Discussion in 'Risk Management' started by globalarbtrader, Nov 10, 2015.

  1. rvince99

    rvince99

    Oh thanks John I just saw this. Anything that I have has been given to me.
     
    #11     Nov 11, 2015
  2. rvince99

    rvince99

    Tony, A number of years ago I thought you had to have a mechanical system to implement it, but I don't anymore as I primarily trade only for myself, and it's a discretionary-based option & equities approach. One of the things I've been working on in recent years are robust ways of determining things.

    As a quick-n-dirty example, if Im trading just one item, I can take get pretty involved with the data to determine what I "should" trade (again, this is dependent on my criteria, but let;s assume for the moment that it IS expected growth maximization "in the long run"). So it;s the peak of the curve, as a % of my stake that I should be trading, and as just mentioned, there's some pretty involved ways to determine this from past data.

    But that's the past and I'm going headfirst into tomorrow. I need a "best-guess" estimate of where that peak will be. Without going into the why's, I can determine the best guess as p'/2, where p' is what I expect the probability of winning is in the future time window I will be solving my criterion for. So if I expect to win 50% of the time in the future window, then absent anything else, my best guess estimate for the peak is .5/2 = .25 or 25% as the peak of the curve in the future. It;s simple and robust, and I don't need a mechanical system to arrive at it, just an estimate of p' and what my worst-case loss might be in that future window.
     
    #12     Nov 11, 2015
  3. shihpinlo

    shihpinlo

    Trading the equity curve is position sizing. Cut the loss fast and increase the size of winning trades.

    "The most fundamental point that you must understand in terms of money management is that in a negative expectation game, there is no money-management scheme that will make you a winner." (Ralph Vince)
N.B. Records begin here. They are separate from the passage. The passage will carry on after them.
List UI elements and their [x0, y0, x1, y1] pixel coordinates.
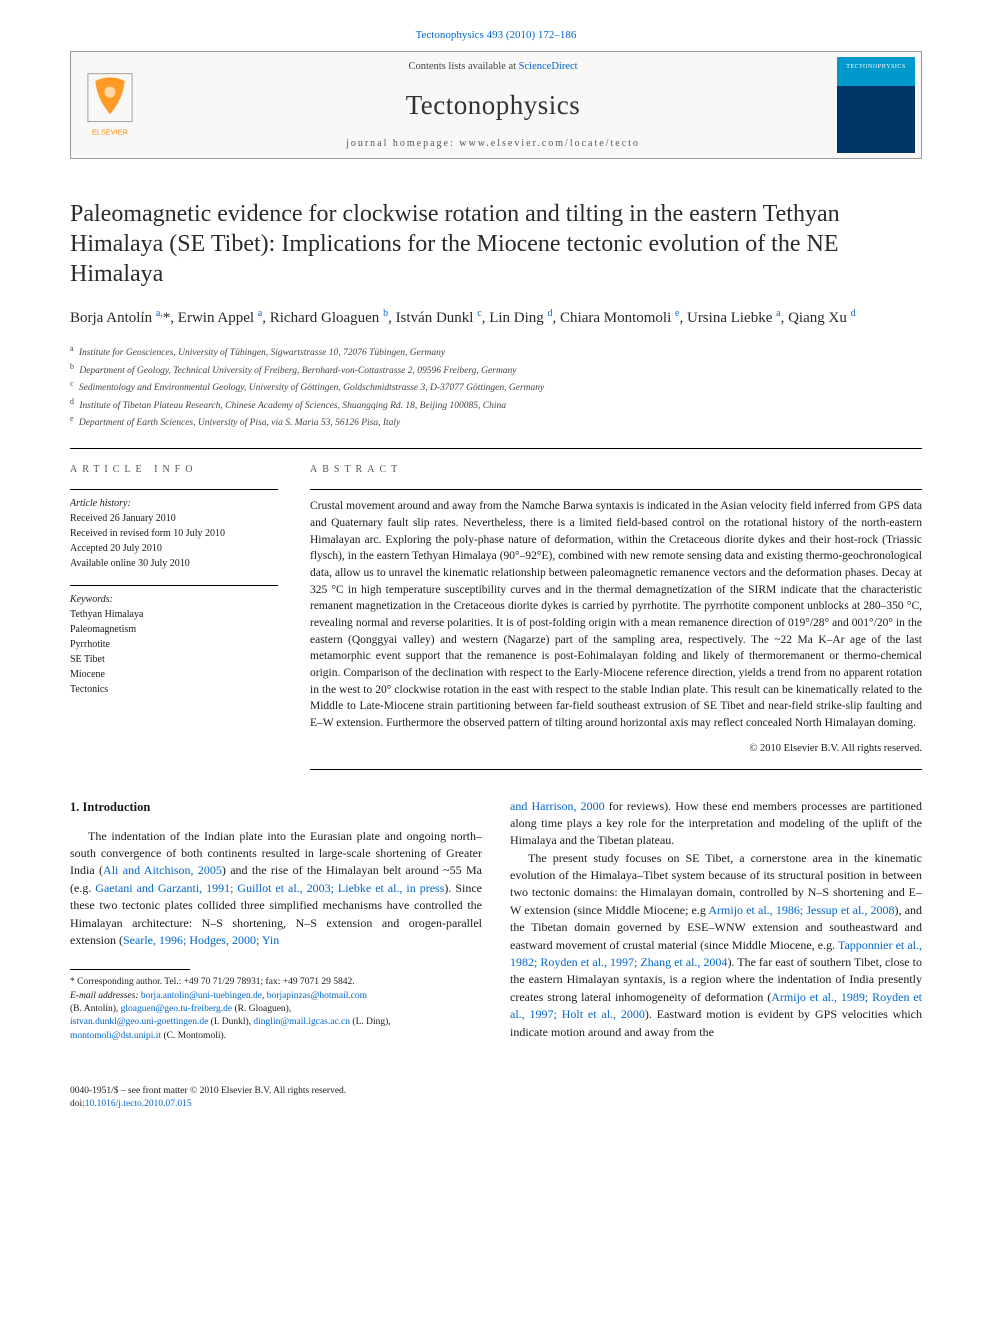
keyword-line: SE Tibet	[70, 652, 278, 667]
email-link[interactable]: dinglin@mail.igcas.ac.cn	[253, 1017, 350, 1027]
email-link[interactable]: gloaguen@geo.tu-freiberg.de	[121, 1004, 232, 1014]
text-run: (C. Montomoli).	[161, 1031, 226, 1041]
text-run: (L. Ding),	[350, 1017, 391, 1027]
affiliation-line: b Department of Geology, Technical Unive…	[70, 361, 922, 378]
journal-name: Tectonophysics	[149, 87, 837, 125]
intro-paragraph-1-cont: and Harrison, 2000 for reviews). How the…	[510, 798, 922, 850]
email-link[interactable]: montomoli@dst.unipi.it	[70, 1031, 161, 1041]
sciencedirect-link[interactable]: ScienceDirect	[519, 61, 578, 72]
citation-link[interactable]: Searle, 1996; Hodges, 2000; Yin	[123, 933, 279, 947]
keyword-line: Pyrrhotite	[70, 637, 278, 652]
affiliation-line: a Institute for Geosciences, University …	[70, 343, 922, 360]
contents-prefix: Contents lists available at	[408, 61, 518, 72]
email-link[interactable]: istvan.dunkl@geo.uni-goettingen.de	[70, 1017, 208, 1027]
corresponding-author-footnote: * Corresponding author. Tel.: +49 70 71/…	[70, 976, 482, 1042]
citation-link[interactable]: and Harrison, 2000	[510, 799, 605, 813]
journal-homepage: journal homepage: www.elsevier.com/locat…	[149, 137, 837, 151]
abstract-text: Crustal movement around and away from th…	[310, 489, 922, 731]
text-run: (B. Antolín),	[70, 1004, 121, 1014]
affiliation-line: c Sedimentology and Environmental Geolog…	[70, 378, 922, 395]
article-history-block: Article history: Received 26 January 201…	[70, 489, 278, 571]
contents-available-line: Contents lists available at ScienceDirec…	[149, 60, 837, 75]
keyword-line: Tethyan Himalaya	[70, 607, 278, 622]
abstract-bottom-rule	[310, 769, 922, 770]
page-footer: 0040-1951/$ – see front matter © 2010 El…	[0, 1073, 992, 1136]
history-header: Article history:	[70, 496, 278, 511]
corr-author-line: * Corresponding author. Tel.: +49 70 71/…	[70, 976, 482, 989]
intro-paragraph-2: The present study focuses on SE Tibet, a…	[510, 850, 922, 1041]
email-label: E-mail addresses:	[70, 991, 141, 1001]
email-link[interactable]: borja.antolin@uni-tuebingen.de	[141, 991, 262, 1001]
doi-prefix: doi:	[70, 1099, 85, 1109]
citation-link[interactable]: Ali and Aitchison, 2005	[103, 863, 222, 877]
section-heading-intro: 1. Introduction	[70, 798, 482, 816]
affiliation-line: d Institute of Tibetan Plateau Research,…	[70, 396, 922, 413]
keywords-block: Keywords: Tethyan HimalayaPaleomagnetism…	[70, 585, 278, 697]
history-line: Accepted 20 July 2010	[70, 541, 278, 556]
elsevier-logo: ELSEVIER	[71, 52, 149, 158]
keyword-line: Miocene	[70, 667, 278, 682]
keyword-line: Paleomagnetism	[70, 622, 278, 637]
svg-text:ELSEVIER: ELSEVIER	[92, 128, 128, 137]
front-matter-line: 0040-1951/$ – see front matter © 2010 El…	[70, 1085, 922, 1098]
affiliation-line: e Department of Earth Sciences, Universi…	[70, 413, 922, 430]
citation-link[interactable]: Armijo et al., 1986; Jessup et al., 2008	[708, 903, 894, 917]
article-title: Paleomagnetic evidence for clockwise rot…	[70, 199, 922, 289]
keyword-line: Tectonics	[70, 682, 278, 697]
intro-paragraph-1: The indentation of the Indian plate into…	[70, 828, 482, 950]
article-info-label: ARTICLE INFO	[70, 463, 278, 477]
history-line: Received 26 January 2010	[70, 511, 278, 526]
history-line: Available online 30 July 2010	[70, 556, 278, 571]
journal-header-box: ELSEVIER Contents lists available at Sci…	[70, 51, 922, 159]
affiliations-list: a Institute for Geosciences, University …	[70, 343, 922, 430]
abstract-copyright: © 2010 Elsevier B.V. All rights reserved…	[310, 742, 922, 757]
journal-reference: Tectonophysics 493 (2010) 172–186	[70, 28, 922, 43]
keywords-header: Keywords:	[70, 592, 278, 607]
doi-link[interactable]: 10.1016/j.tecto.2010.07.015	[85, 1099, 192, 1109]
text-run: (I. Dunkl),	[208, 1017, 253, 1027]
text-run: (R. Gloaguen),	[232, 1004, 291, 1014]
history-line: Received in revised form 10 July 2010	[70, 526, 278, 541]
abstract-label: ABSTRACT	[310, 463, 922, 477]
citation-link[interactable]: Gaetani and Garzanti, 1991; Guillot et a…	[95, 881, 444, 895]
footnote-separator	[70, 969, 190, 970]
email-link[interactable]: borjapinzas@hotmail.com	[267, 991, 367, 1001]
author-list: Borja Antolín a,*, Erwin Appel a, Richar…	[70, 307, 922, 329]
journal-cover-thumb	[837, 57, 915, 153]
    Trading the equity curve will not work if the strategy has no edge.
     
    #13     Nov 14, 2015
  4. rvince99

    rvince99

    But expectation may NOT be what you think it is, what the generally-accepted means of determining it is (probability-weighted mean outcome). Rather, it is the median of sorted terminal nodes of the tree of outcomes to a horizon of Q trials. Only in the limit (Q->infinity) do the two converge.
     
    #14     Nov 14, 2015
  5. No, trading the equity curve is a seperate additional step from position sizing. I'm talking about looking at the equity curve of a system which is already doing position sizing for eg volatility of positions, size of account curve and trend strength. And if you are cutting losses and letting winners run, then most likely adding this extra stage won't work.

    Trading the equity curve actually works better if your strategy is rubbish - in the sense it will reduce your losses.

    GAT
     
    #15     Nov 15, 2015
  6. rvince99

    rvince99

    Very true I think. An example is doubling down on roulette, a truly losing proposition in the long run, until you have a winner. This is an extreme case, but illustrates the point.
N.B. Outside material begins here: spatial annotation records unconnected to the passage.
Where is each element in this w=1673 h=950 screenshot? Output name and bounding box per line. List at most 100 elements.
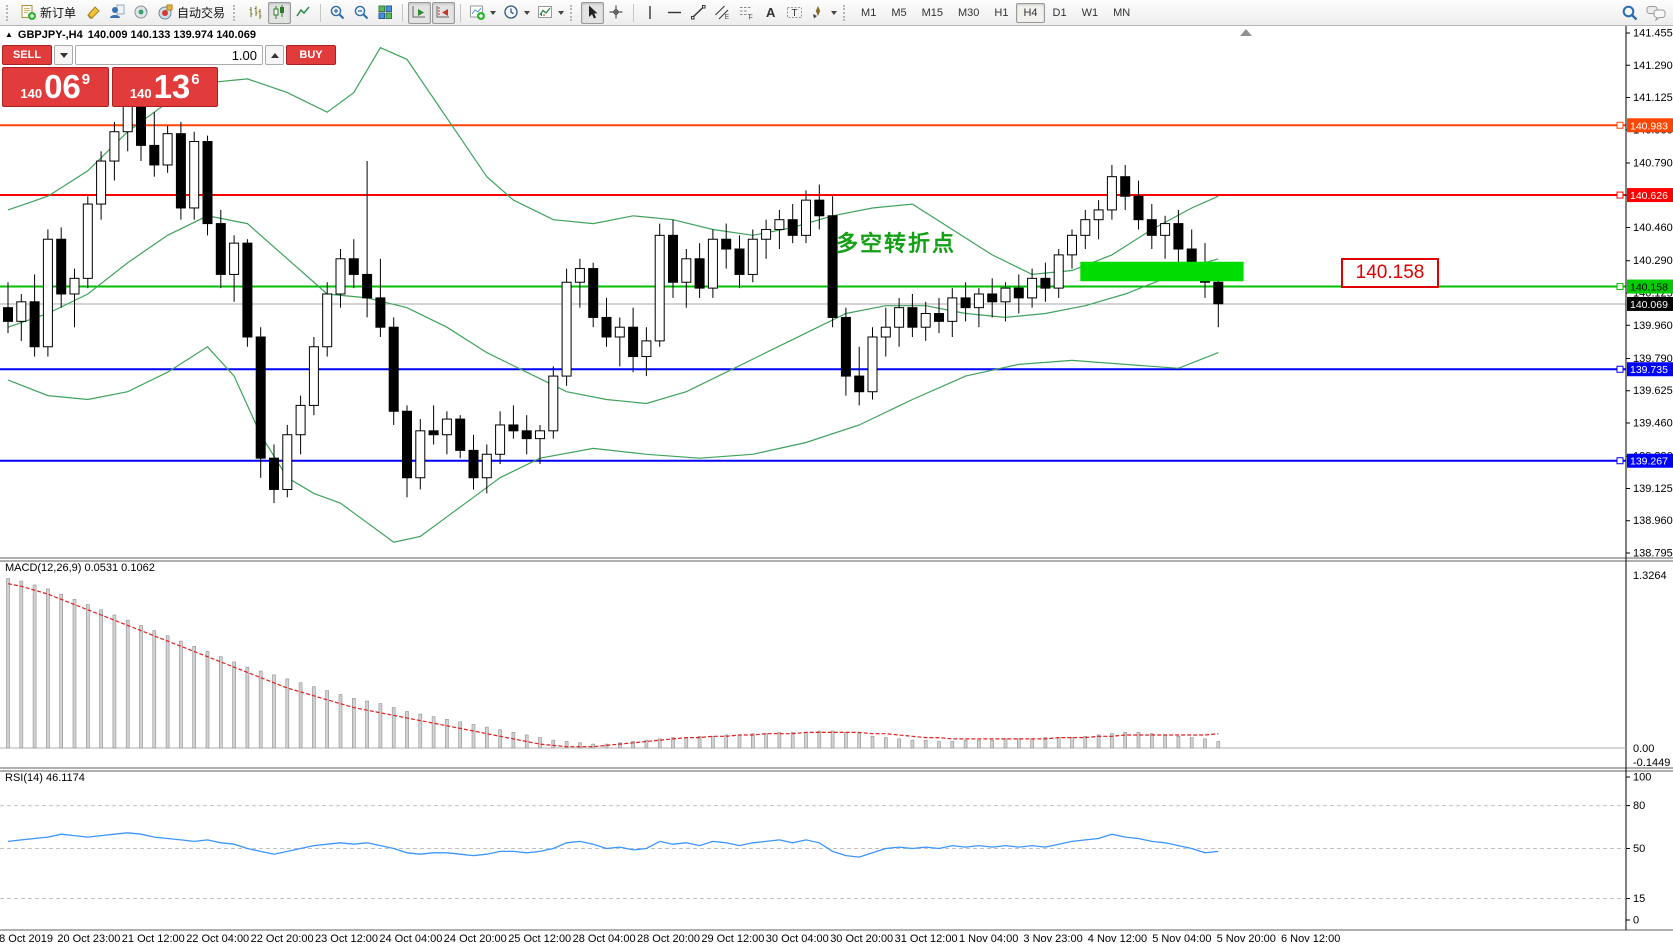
svg-text:139.960: 139.960 [1633,320,1673,332]
autotrading-icon [158,4,173,20]
quote-symbol: GBPJPY-,H4 [17,29,83,41]
chart-canvas[interactable]: 141.455141.290141.125140.960140.790140.6… [0,26,1673,950]
sell-button[interactable]: SELL [2,45,52,65]
sell-price-button[interactable]: 140 06 9 [2,67,109,107]
svg-text:28 Oct 04:00: 28 Oct 04:00 [573,933,636,945]
panel-frames [0,26,1673,931]
market-news-icon [134,5,148,19]
candles-layer [3,92,1224,504]
svg-text:1 Nov 04:00: 1 Nov 04:00 [959,933,1018,945]
collapse-quote-icon[interactable]: ▲ [5,30,13,39]
search-button[interactable] [1618,2,1642,24]
templates-dropdown-caret-icon[interactable] [558,10,565,15]
volume-input[interactable] [75,45,263,65]
timeframe-w1-button[interactable]: W1 [1075,3,1106,23]
timeframe-m30-button[interactable]: M30 [951,3,986,23]
timeframe-h4-button[interactable]: H4 [1016,2,1045,23]
svg-text:5 Nov 20:00: 5 Nov 20:00 [1217,933,1276,945]
chart-shift-icon [436,6,450,18]
buy-price-pip: 6 [191,71,200,88]
sell-price-big: 06 [44,68,81,105]
periods-dropdown-caret-icon[interactable] [524,10,531,15]
trendline-button[interactable] [687,2,710,24]
crayon-button[interactable] [82,2,105,24]
volume-increase-button[interactable] [265,45,284,65]
chart-shift-marker [1240,29,1252,36]
timeframe-h1-button[interactable]: H1 [987,3,1015,23]
buy-price-big: 13 [153,68,191,105]
sell-price-pip: 9 [81,71,91,88]
svg-text:140.069: 140.069 [1630,299,1668,311]
zoom-in-button[interactable] [326,2,349,24]
rsi-indicator-label: RSI(14) 46.1174 [5,772,85,784]
chat-button[interactable] [1643,2,1669,24]
timeframe-m15-button[interactable]: M15 [915,3,950,23]
svg-text:24 Oct 04:00: 24 Oct 04:00 [379,933,442,945]
svg-text:139.735: 139.735 [1630,364,1668,376]
macd-layer: 1.3264 0.00 -0.1449 [0,570,1670,769]
svg-text:24 Oct 20:00: 24 Oct 20:00 [444,933,507,945]
timeframe-mn-button[interactable]: MN [1106,3,1137,23]
svg-text:138.795: 138.795 [1633,548,1673,560]
text-button[interactable]: A [759,2,782,24]
svg-text:29 Oct 12:00: 29 Oct 12:00 [701,933,764,945]
vertical-line-button[interactable] [639,2,662,24]
periods-button[interactable] [500,2,533,24]
indicators-button[interactable] [466,2,499,24]
timeframe-d1-button[interactable]: D1 [1046,3,1074,23]
chart-shift-button[interactable] [432,1,456,24]
timeframe-m1-button[interactable]: M1 [854,3,883,23]
tile-windows-button[interactable] [374,2,397,24]
arrows-button[interactable] [807,2,840,24]
volume-decrease-button[interactable] [54,45,73,65]
fibonacci-icon: F [740,7,753,22]
profile-icon [110,4,125,18]
zoom-out-button[interactable] [350,2,373,24]
autotrading-button[interactable]: 自动交易 [154,2,230,24]
bar-chart-icon [249,6,262,19]
bar-chart-button[interactable] [244,2,267,24]
bollinger-bands-layer [7,46,1219,543]
quote-header[interactable]: ▲ GBPJPY-,H4 140.009 140.133 139.974 140… [5,29,256,41]
templates-button[interactable] [534,2,567,24]
svg-text:50: 50 [1633,843,1645,855]
equidistant-channel-button[interactable]: E [711,2,734,24]
svg-text:E: E [725,14,730,21]
rsi-layer: 100 80 50 15 0 [0,772,1651,927]
trendline-icon [691,5,706,20]
text-label-icon: T [787,7,803,19]
new-order-button[interactable]: 新订单 [17,2,81,24]
crosshair-button[interactable] [605,2,628,24]
indicators-dropdown-caret-icon[interactable] [490,10,497,15]
timeframe-m5-button[interactable]: M5 [884,3,913,23]
svg-text:138.960: 138.960 [1633,515,1673,527]
text-label-button[interactable]: T [783,2,806,24]
profile-button[interactable] [106,2,129,24]
quote-ohlc: 140.009 140.133 139.974 140.069 [87,29,256,41]
auto-scroll-button[interactable] [408,1,432,24]
cursor-button[interactable] [581,1,605,24]
svg-text:F: F [749,15,753,22]
svg-text:139.625: 139.625 [1633,385,1673,397]
line-chart-icon [296,6,310,17]
buy-button[interactable]: BUY [286,45,336,65]
auto-scroll-icon [412,6,426,18]
vertical-line-icon [649,6,651,19]
fibonacci-button[interactable]: F [735,2,758,24]
line-chart-button[interactable] [292,2,315,24]
buy-price-button[interactable]: 140 13 6 [111,67,218,107]
sell-price-prefix: 140 [20,86,43,101]
one-click-trade-panel: SELL BUY 140 06 9 140 13 6 [2,45,336,107]
market-news-button[interactable] [130,2,153,24]
candlestick-chart-button[interactable] [268,1,292,24]
chart-annotation-text: 多空转折点 [836,231,957,256]
svg-text:22 Oct 20:00: 22 Oct 20:00 [251,933,314,945]
svg-text:-0.1449: -0.1449 [1633,757,1670,769]
svg-text:80: 80 [1633,800,1645,812]
arrows-dropdown-caret-icon[interactable] [831,10,838,15]
svg-text:22 Oct 04:00: 22 Oct 04:00 [186,933,249,945]
toolbar-separator [320,3,322,22]
svg-text:139.267: 139.267 [1630,456,1668,468]
svg-text:0.00: 0.00 [1633,743,1654,755]
horizontal-line-button[interactable] [663,2,686,24]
    To my way of thinking, we are always trading the equity curve. If I think of that curve of the % of our stake risked on every trade, we have a horizontal axis that goes from "risk nothing" (0), to "risk the house" (1), whereupon we are on every trade, if I am always trading the same quantity, I am moving up the curve (in the direction towards 1) as equity decreases (just as our double-down roulette player was doing), down the curve as our equity increases.

    And I contend that even for a positive expectation game, there is a benefit to using this (various algorithmically-determined paths along this curve or surface) to try to achieve various criteria we are trying to achieve in trading. This, to me, is what equity curve trading consists of (and we are doing it whether we acknowledge it or not) and it;s not the same thing, I believe, to what others here are calling equity curve trading in terms of actually trading the cumulative equity line. It happens indirectly in the manner I am describing though, and is contingent on the trader having a defined criterion he seeks.